Abdij Sint Paulus, Oosterhout
Inleiding
Nabij de wagenloods bevindt zich ten noorden van het klooster een POMPSTATION uit 1936-197, het eerste ontwerp van Hans van der Laan in de stijl van de Delftse School. Het werd opgemetseld door de broeders Henri Boelaars, Lambertus Nooyen en Benedictus Nuyten. Tot 1937 pompte men met behulp van een kleine motorpomp ijzerhoudend water uit een zestig meter diepe put onder de kapittelzaal gehaald. Nabij het pompstation werd in 1936 een nieuwe put geslagen. De oorspronkelijke pompinstallatie, met automatische ontijzering en ontzuring van het bronwater, werd geleverd door de firma Willekens uit Tilburg (thans vervangen).
Omschrijving
Het bakstenen pompstation beslaat een rechthoekige plattegrond en telt één bouwlaag en een kapverdeling onder een met rode, verbeterde Hollandse pannen gedekt zadeldak met licht geknikte en overstekende dakvoet. Dakraam en ranke schoorsteen op het linker dakschild. Het zadeldak zit opgesloten tussen twee, de voor- en achtergevel bekronende trapgevels met op de treden bakstenen ezelsruggen. Symmetrische voorgevel met centrale klampdeur voorzien van originele ijzeren deurkruk en bovengelegen opgeklampt zolderluik onder strekken. Oostgevel met een houten vierruitsvenster onder strek en met bakstenen afzaat. Westgevel met een opgeklampte, dubbele deur onder een korfboog met aan weerszijden twee smalle, diep gelegen vensters onder strekken en met bakstenen afzaten. Zuidgevel blind. De oorspronkelijke indeling is bewaard gebleven. De westelijke poort geeft toegang tot de aan de zuidzijde gesitueerde machinekamer die circa 2/3 van de plattegrond beslaat. Via de noordelijke ingang is een ondiepe, maar de gehele breedte bestrijkende dienstruimte toegankelijk.
Waardering
Het pompstation is van algemeen belang. Het object bezit cultuurhistorische waarden als bijzondere uitdrukking van geestelijke en technische ontwikkelingen, namelijk de vestiging van nieuwe, grotendeels zelfvoorzienende kloostergemeenschappen in het begin van de twintigste eeuw - in dit geval als uitvloeisel van de Franse Wet op de Verenigingen- en verder de verbeterde drinkwatervoorziening onder invloed van technologische innovaties. Daarnaast vanwege het belang van de typologie voor de ontwikkeling van pompstations. Het object heeft architectuurhistorische waarden vanwege de esthetische kwaliteiten van het architectonische ontwerp. Het object bezit tesamen met de overige tot de Sint Paulus-abdij behorende objecten en de binnen de 'Heilige Driehoek' gelegen kloosters ensemblewaarden als essentieel onderdeel van een historisch gegroeid religieus ensemble ten zuidoosten van de kern van Oosterhout. Daarnaast vanwege de functionele historisch-ruimtelijke relatie met de in de nabijheid geslagen waterput. Het object is van belang wegens de gaafheid van het exterieur.

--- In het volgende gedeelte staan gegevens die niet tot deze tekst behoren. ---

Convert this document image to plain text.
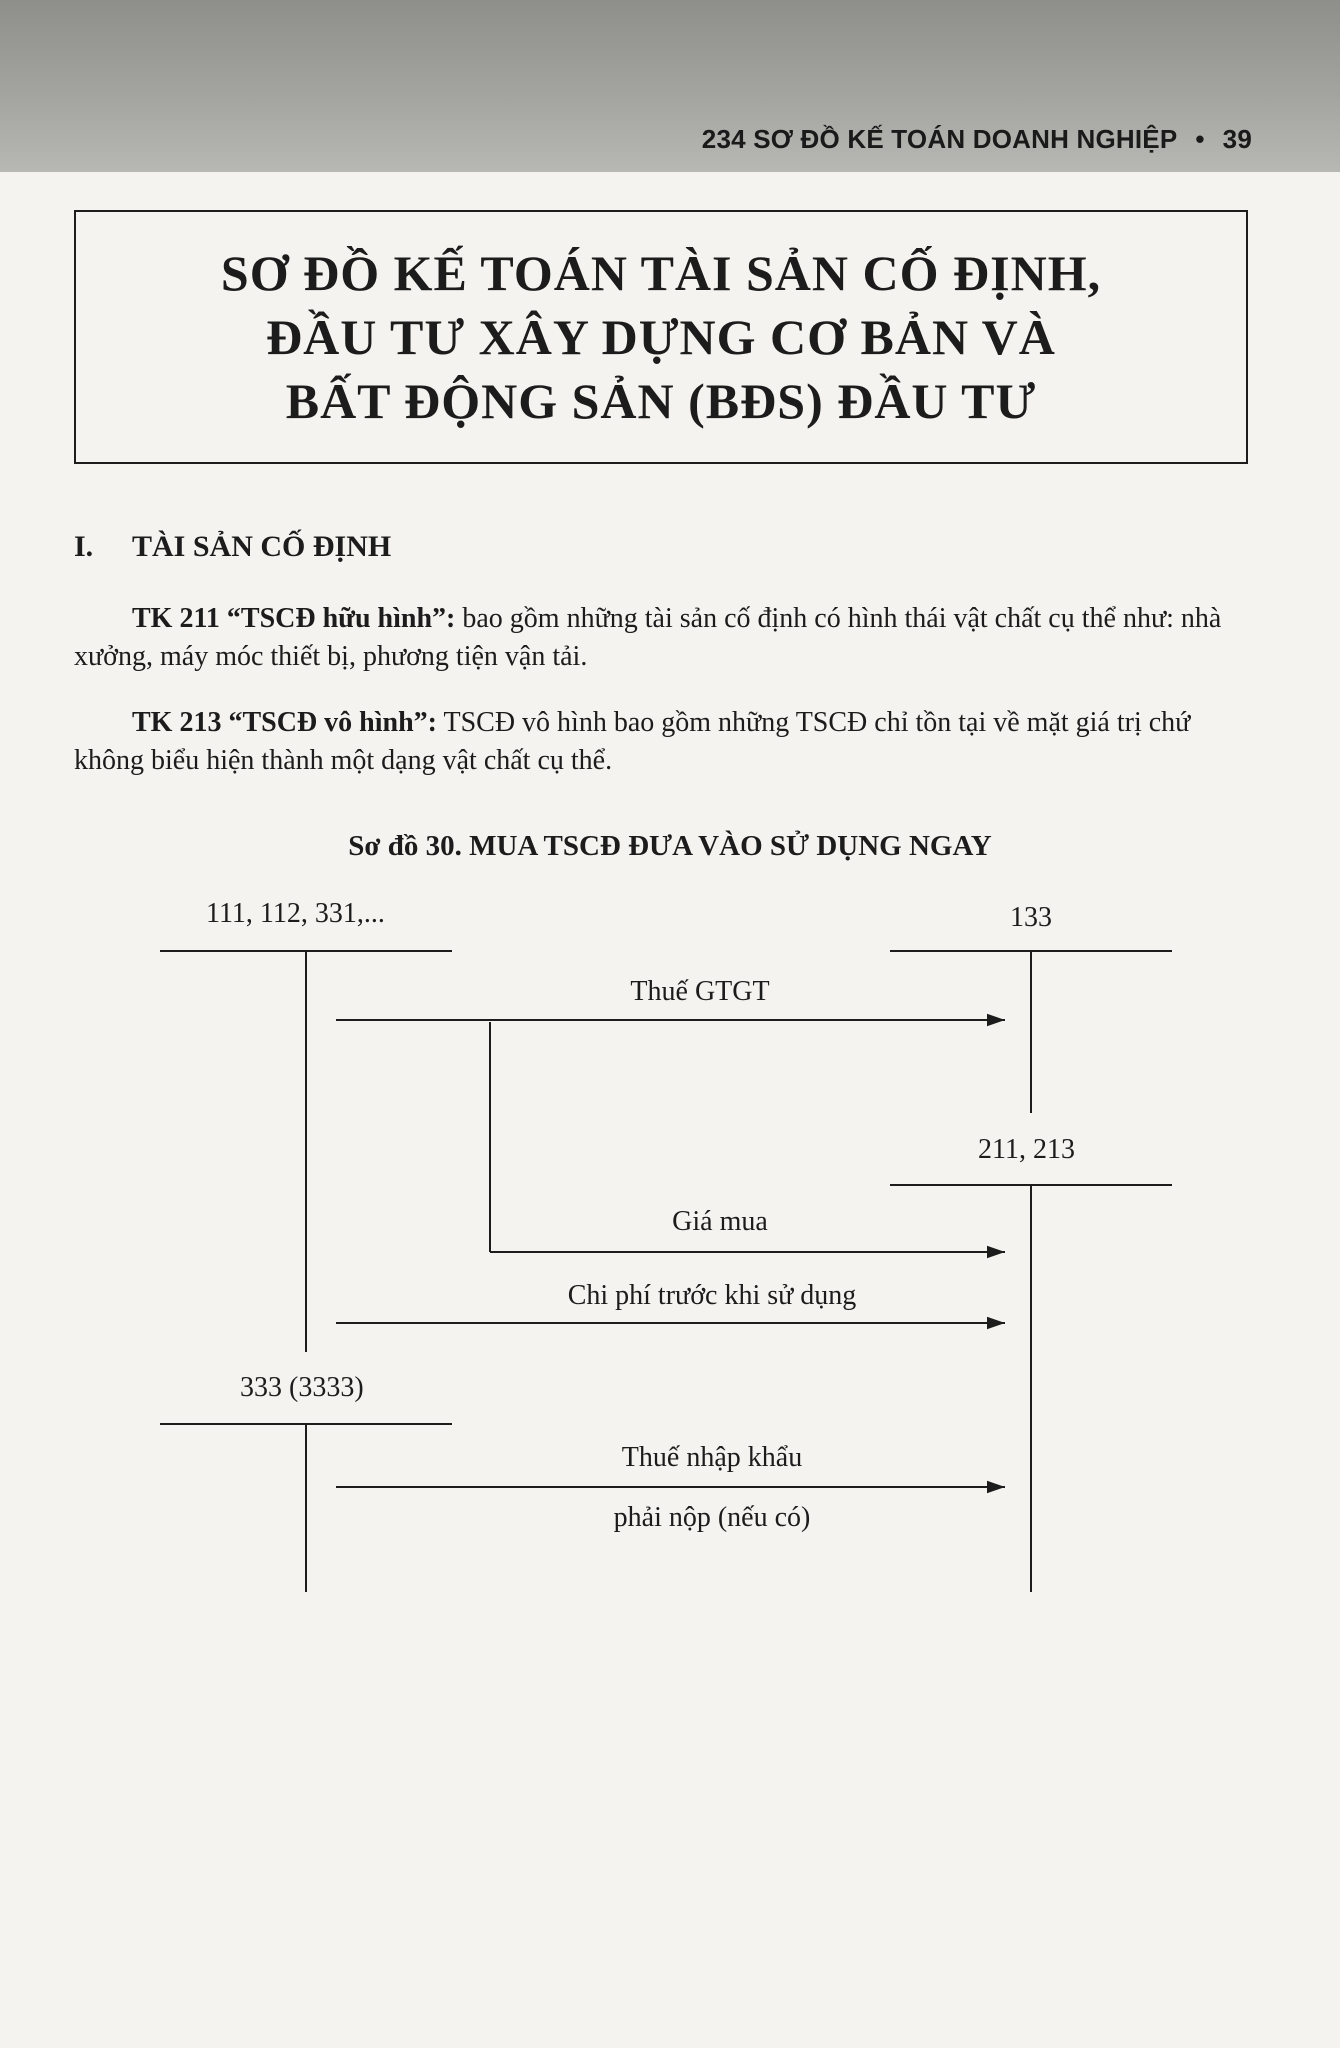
234 SƠ ĐỒ KẾ TOÁN DOANH NGHIỆP • 39
SƠ ĐỒ KẾ TOÁN TÀI SẢN CỐ ĐỊNH,
ĐẦU TƯ XÂY DỰNG CƠ BẢN VÀ
BẤT ĐỘNG SẢN (BĐS) ĐẦU TƯ
I. TÀI SẢN CỐ ĐỊNH

TK 211 “TSCĐ hữu hình”: bao gồm những tài sản cố định có hình thái vật chất cụ thể như: nhà xưởng, máy móc thiết bị, phương tiện vận tải.

TK 213 “TSCĐ vô hình”: TSCĐ vô hình bao gồm những TSCĐ chỉ tồn tại về mặt giá trị chứ không biểu hiện thành một dạng vật chất cụ thể.

Sơ đồ 30. MUA TSCĐ ĐƯA VÀO SỬ DỤNG NGAY
111, 112, 331,...	133
211, 213
333 (3333)
Thuế GTGT
Giá mua
Chi phí trước khi sử dụng
Thuế nhập khẩu
phải nộp (nếu có)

Monumenten.nl maakt u wegwijs in monumentenland
Alles over monumenten onder één dak.
Een monument kopen, onderhouden of verduurzamen? Hier vindt u alle informatie, inspiratie en praktische tips.
Locatie
Inleiding.
Ten zuidoosten van de kern van Oosterhout is op een deels met een bomenrand omzoomd terrein de Sint Paulus-abdij gelegen. Van dit klooster met bijgebouwen komen de volgende vijf onderdelen in aanmerking voor rijksbescherming:
1. Het hoofdgebouw van het BENEDICTIJNERKLOOSTER, met de oudste delen uit 1906, uitgevoerd naar een ontwerp van de Franse architect Paul Bellot die zich op onderdelen heeft laten inspireren door een voorontwerp van architect Vilain en met latere uitbreidingen van Hans van der Laan.
2. Een WERKPLAATS met diverse ateliers uit 1927 door pater Jacques van der Mey.
3. Een LOODS voor karren en landbouwwerktuigen uit 1932 naar een ontwerp van pater Guus Caron.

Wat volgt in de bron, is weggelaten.